Baxter’s natural talent and physical reps during the spring helped the freshman earn the nod as the first co-starter at running back and a chance to take the field with the first team in the season opener against Rice.
But Brooks had an edge over Baxter in physical maturity — he was listed at 185 pounds in high school, 199 pounds as a freshman, and is now at 207 pounds — allowing him to step into the feature role when Baxter suffered a rib issue after falling awkwardly on the football at the end of a run in the season opener and then injured his foot against Alabama.
So far, Brooks hasn’t looked back, not even visibly questioning his speed in the open field, leaving that for media availabilities instead.

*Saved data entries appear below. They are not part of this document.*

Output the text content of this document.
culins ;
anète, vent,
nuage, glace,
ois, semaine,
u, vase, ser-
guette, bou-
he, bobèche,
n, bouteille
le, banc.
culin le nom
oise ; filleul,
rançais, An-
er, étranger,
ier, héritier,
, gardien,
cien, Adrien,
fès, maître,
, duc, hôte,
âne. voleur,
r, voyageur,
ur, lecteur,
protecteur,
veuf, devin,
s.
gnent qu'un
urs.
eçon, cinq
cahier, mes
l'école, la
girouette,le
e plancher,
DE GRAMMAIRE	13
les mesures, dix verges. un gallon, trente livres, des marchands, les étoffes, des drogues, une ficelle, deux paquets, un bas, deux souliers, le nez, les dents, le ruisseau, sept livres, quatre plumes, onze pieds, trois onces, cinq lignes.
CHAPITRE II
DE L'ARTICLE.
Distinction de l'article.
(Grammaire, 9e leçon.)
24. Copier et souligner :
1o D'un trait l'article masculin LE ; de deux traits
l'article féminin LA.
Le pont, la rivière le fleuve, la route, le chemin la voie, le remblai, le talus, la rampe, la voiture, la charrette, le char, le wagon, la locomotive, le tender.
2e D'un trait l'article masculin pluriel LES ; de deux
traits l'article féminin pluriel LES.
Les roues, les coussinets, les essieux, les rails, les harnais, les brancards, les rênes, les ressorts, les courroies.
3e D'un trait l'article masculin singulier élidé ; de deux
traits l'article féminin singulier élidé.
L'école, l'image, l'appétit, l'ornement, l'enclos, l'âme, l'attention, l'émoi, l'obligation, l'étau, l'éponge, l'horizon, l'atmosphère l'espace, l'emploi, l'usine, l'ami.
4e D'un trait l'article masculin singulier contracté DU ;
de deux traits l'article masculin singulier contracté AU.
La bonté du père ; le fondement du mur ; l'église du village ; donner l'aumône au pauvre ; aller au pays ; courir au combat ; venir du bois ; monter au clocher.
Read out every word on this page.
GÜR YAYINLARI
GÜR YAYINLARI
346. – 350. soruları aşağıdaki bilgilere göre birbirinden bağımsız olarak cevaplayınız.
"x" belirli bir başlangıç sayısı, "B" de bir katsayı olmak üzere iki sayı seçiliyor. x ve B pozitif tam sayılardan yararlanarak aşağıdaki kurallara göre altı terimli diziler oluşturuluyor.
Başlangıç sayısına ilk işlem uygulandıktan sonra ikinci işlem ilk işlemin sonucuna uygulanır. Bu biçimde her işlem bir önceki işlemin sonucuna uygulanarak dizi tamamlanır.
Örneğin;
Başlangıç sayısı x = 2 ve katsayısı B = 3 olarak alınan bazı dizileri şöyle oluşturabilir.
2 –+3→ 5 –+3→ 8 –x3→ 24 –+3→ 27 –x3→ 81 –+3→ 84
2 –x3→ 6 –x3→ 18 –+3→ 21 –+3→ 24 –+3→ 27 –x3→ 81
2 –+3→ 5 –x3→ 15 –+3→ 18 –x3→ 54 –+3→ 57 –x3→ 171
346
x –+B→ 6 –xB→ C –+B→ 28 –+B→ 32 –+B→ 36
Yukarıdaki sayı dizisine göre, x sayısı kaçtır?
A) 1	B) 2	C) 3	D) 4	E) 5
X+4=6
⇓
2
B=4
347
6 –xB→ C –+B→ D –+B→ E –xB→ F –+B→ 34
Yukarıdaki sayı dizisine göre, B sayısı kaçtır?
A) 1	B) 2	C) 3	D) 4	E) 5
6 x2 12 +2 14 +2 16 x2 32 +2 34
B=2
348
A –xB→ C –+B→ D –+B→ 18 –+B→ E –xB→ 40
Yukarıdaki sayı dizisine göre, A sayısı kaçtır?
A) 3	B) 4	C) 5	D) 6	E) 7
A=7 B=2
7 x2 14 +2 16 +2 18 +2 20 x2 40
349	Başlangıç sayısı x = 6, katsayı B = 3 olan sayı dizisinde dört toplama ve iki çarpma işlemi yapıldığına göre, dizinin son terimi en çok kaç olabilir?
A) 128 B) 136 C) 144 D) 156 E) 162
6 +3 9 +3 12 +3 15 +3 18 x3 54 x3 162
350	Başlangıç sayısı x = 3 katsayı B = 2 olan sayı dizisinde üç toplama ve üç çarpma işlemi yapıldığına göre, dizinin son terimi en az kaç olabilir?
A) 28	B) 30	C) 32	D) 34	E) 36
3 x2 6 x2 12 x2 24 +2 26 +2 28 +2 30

On Saturday when the Longhorns and Jayhawks meet, Brooks will have a chance to build on the best performance of his underclassman career, an 11-carry, 108-yard, two-touchdown game with a 70-yard touchdown run against Kansas in the 55-14 win by Texas in Lawrence last year.
Rewinding to Jonathon Brooks' awesome rushing performance vs. Kansas last season! pic.twitter.com/zfGQggt606
— Hook'em Headlines (@HookemHeadlines) September 27, 2023
But that came in garbage time against a defense already demoralized by Bijan Robinson running for 243 yards and four touchdowns. An improved Jayhawks defensive front should provide a stiffer challenge for Brooks and the Longhorns this weekend.
If the last two games are any indication, though, Brooks will keep rising to the occasion while remaining humble about his potential and his accomplishments.
“Jonathan has definitely earned the opportunity to get a bulk of carries,” Sarkisian said. “He’s doing it at a high level and now he’s just got to keep mastering the total package of the complete game.”